“Very well. Good evening.”
Shay watched as Doris moved on toward her own car. She was sweating. Her blouse beneath her jacket was sticking to her back. Her face was damp and her hands were slippery on the wheel. Yet in her core, she felt ice-cold.
She had not gone back to that school. But word always got around. Another school, another revelation. When she begged to leave, her mother lost it. For the first time in two years she had a really good job paying wages that put a decent roof over their heads. She had sacrificed so much. No, everything for her daughter. Shay would just have to find a way to live with what she’d done, to both of them.
After that, the crack that had been there between mother and daughter since the night of the stabbing widened a little more each day.
At eighteen Shay moved out and changed her name legally to one that she hoped would allow her, and her mother, to outrun the past.
Only she hadn’t. The past was still ruling her life.
Shay leaned her forehead against the wheel. The joy of the morning had dried up and blown away. She wanted back that rare and precious feeling of happiness in the worst way. The impulse to reach for her phone and call James was strong. He’d given her his number in case of emergency. Didn’t this qualify?
Her reach stuttered to a stop just short of her purse. James was new in her life. This might be the one thing too many, even for him. Or perhaps he would come back to Raleigh and confront Eric. He was a police officer. If he assaulted a civilian he’d be in more trouble than the average person. It could ruin his career, his life.
Shay felt the familiar glowing coals of rage kindle to life inside her. It wasn’t a new feeling. Yet this time the fury felt more focused. She wasn’t a helpless fourteen-year-old. She’d come through that, and a lot more since. She knew exactly who her enemy was, and why.
She’d let Eric’s rat-bastard bullying and abuse go on for too long. She’d told him it was over but he refused to accept that.
Eric had made it clear he thought he was calling the shots. The phone calls, now the damage to her car. He was playing mind games with her. And it was escalating. Only a fool would think he would stop now.
But this time she wasn’t going to ask for help. She wasn’t going to be the cause of any more destroyed lives, except maybe her own. She just needed to think through the plan forming in her mind.
CHAPTER TWENTY-ONE
Shay let out a long breath as the elevator doors closed on the top floor of Halifax Bank. She had just lit a match to her reputation, and possibly her job future. Shay smiled at her metallic reflection in the doors. It felt glorious.
She’d been waiting in his outer office when. Cadwallader Jones, president of the bank, arrived this morning. She had expected to wait hours to see him but he ushered her right in.
“What can I do for you, Ms. Appleton?”
Shay lifted her chin, her cheeks burning as she made eye contact with the man into whose hands she was about to place her future. “I’m here to report systemic sexual harassment by one of your employees. And, I suspect, misuse of Halifax Bank funds.”
Cadwallader Jones blinked behind his glasses. “You should take a seat, Ms. Appleton. Do you mind if I record our conversation?”
Shay hesitated only a second. She was about to tell the truth. It couldn’t hurt her more than the lies Eric meant to spread.

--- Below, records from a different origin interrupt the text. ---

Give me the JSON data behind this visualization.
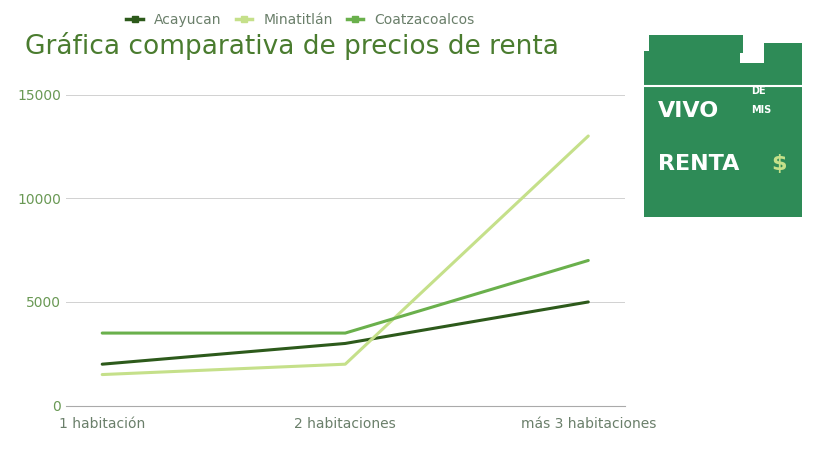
{
  "title": "Gráfica comparativa de precios de renta",
  "title_color": "#4a7c2f",
  "title_fontsize": 19,
  "background_color": "#ffffff",
  "categories": [
    "1 habitación",
    "2 habitaciones",
    "más 3 habitaciones"
  ],
  "series": [
    {
      "label": "Acayucan",
      "values": [
        2000,
        3000,
        5000
      ],
      "color": "#2d5a1b",
      "linewidth": 2.2
    },
    {
      "label": "Minatitlán",
      "values": [
        1500,
        2000,
        13000
      ],
      "color": "#c5e08a",
      "linewidth": 2.2
    },
    {
      "label": "Coatzacoalcos",
      "values": [
        3500,
        3500,
        7000
      ],
      "color": "#6ab04c",
      "linewidth": 2.2
    }
  ],
  "ylim": [
    0,
    16000
  ],
  "yticks": [
    0,
    5000,
    10000,
    15000
  ],
  "grid_color": "#cccccc",
  "grid_alpha": 0.9,
  "legend_fontsize": 10,
  "axis_fontsize": 10,
  "tick_color": "#6a9955",
  "logo_bg_color": "#2e8b57",
  "logo_text_color": "#ffffff",
  "logo_dollar_color": "#c5e08a"
}
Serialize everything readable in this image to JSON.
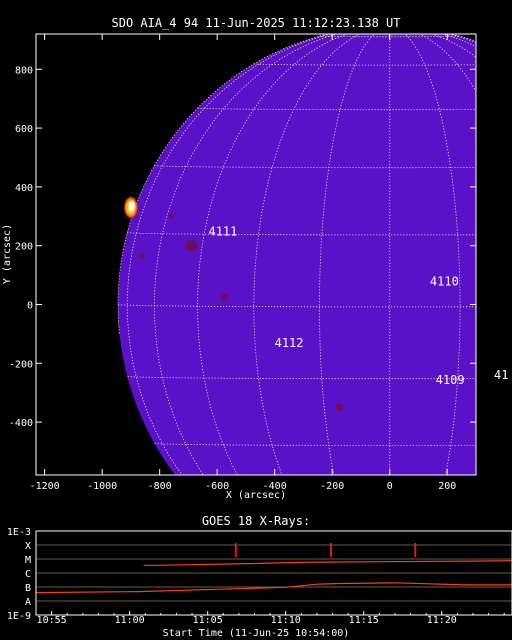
{
  "chart_data": [
    {
      "type": "image",
      "title": "SDO AIA_4 94 11-Jun-2025 11:12:23.138 UT",
      "xlabel": "X (arcsec)",
      "ylabel": "Y (arcsec)",
      "xlim": [
        -1230,
        300
      ],
      "ylim": [
        -580,
        920
      ],
      "x_ticks": [
        -1200,
        -1000,
        -800,
        -600,
        -400,
        -200,
        0,
        200
      ],
      "y_ticks": [
        -400,
        -200,
        0,
        200,
        400,
        600,
        800
      ],
      "solar_radius_arcsec": 945,
      "grid": true,
      "colors": {
        "disk": "#5a12c9",
        "grid": "#f2e6b0",
        "flare": "#ffd84a",
        "flare_core": "#fffbe6"
      },
      "flare_position": [
        -900,
        330
      ],
      "active_regions": [
        {
          "label": "4111",
          "x": -580,
          "y": 235
        },
        {
          "label": "4110",
          "x": 190,
          "y": 65
        },
        {
          "label": "4112",
          "x": -350,
          "y": -145
        },
        {
          "label": "4109",
          "x": 210,
          "y": -270
        },
        {
          "label": "41",
          "x": 390,
          "y": -240
        }
      ]
    },
    {
      "type": "line",
      "title": "GOES 18 X-Rays:",
      "xlabel": "Start Time (11-Jun-25 10:54:00)",
      "x_tick_labels": [
        "10:55",
        "11:00",
        "11:05",
        "11:10",
        "11:15",
        "11:20"
      ],
      "x_tick_minutes": [
        1,
        6,
        11,
        16,
        21,
        26
      ],
      "xlim_minutes": [
        0,
        30.5
      ],
      "y_tick_labels": [
        "1E-3",
        "X",
        "M",
        "C",
        "B",
        "A",
        "1E-9"
      ],
      "levels": [
        -3,
        -4,
        -5,
        -6,
        -7,
        -8,
        -9
      ],
      "ylim_log10": [
        -9,
        -3
      ],
      "colors": {
        "series": "#ff3b1f",
        "level_lines": "#f0e68c",
        "markers": "#e8141a"
      },
      "series": [
        {
          "x_minutes": [
            6.9,
            7.8,
            14,
            16.5,
            18,
            28,
            30.5
          ],
          "log10_flux": [
            -5.45,
            -5.45,
            -5.32,
            -5.25,
            -5.22,
            -5.15,
            -5.12
          ]
        },
        {
          "x_minutes": [
            0,
            6.5,
            16,
            18,
            19.5,
            23,
            27.5,
            30.5
          ],
          "log10_flux": [
            -7.4,
            -7.33,
            -7.02,
            -6.8,
            -6.75,
            -6.7,
            -6.85,
            -6.85
          ]
        }
      ],
      "event_markers_minutes": [
        12.8,
        18.9,
        24.3
      ]
    }
  ]
}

He called in his secretary.
In the beginning, Cadwallader Jones listened to her with a neutral expression, neither commenting nor reacting. But she noticed a slight tightening of his mouth as she told him about Eric courting her a year ago. There was a banking policy against interpersonal relations between upper management and employees who reported to them. The story of their illicit trip to the Caymans on the company’s dime briefly widened his eyes. As she ticked off their other travels, financed by the bank or bank customers, his eyes narrowed to slits. Then she moved on to the sexual harassment charge.
She stopped far short of her explicit confession to James, but offered some telling details of Eric’s harassment that finally led her to call the police the night of their breakup. She told him of Eric’s refusal to accept their breakup, including his attempts to bring her back into his control by finagling a job here at the bank a second time.
As she talked, she glimpsed a sheen of sweat rising beneath the pale strands of Cadwallader Jones’s thinning hair.
By the time she finished with Eric’s attempt to rape her in the conference room down the hall the day before, the secretary was no longer taking notes but simply staring at her. Finally, she reported the threats Eric had made against her employer if she told anyone about his actions yesterday.
When she was done, Cadwallader Jones steepled his fingers, elbows locked by his sides, and asked her three questions.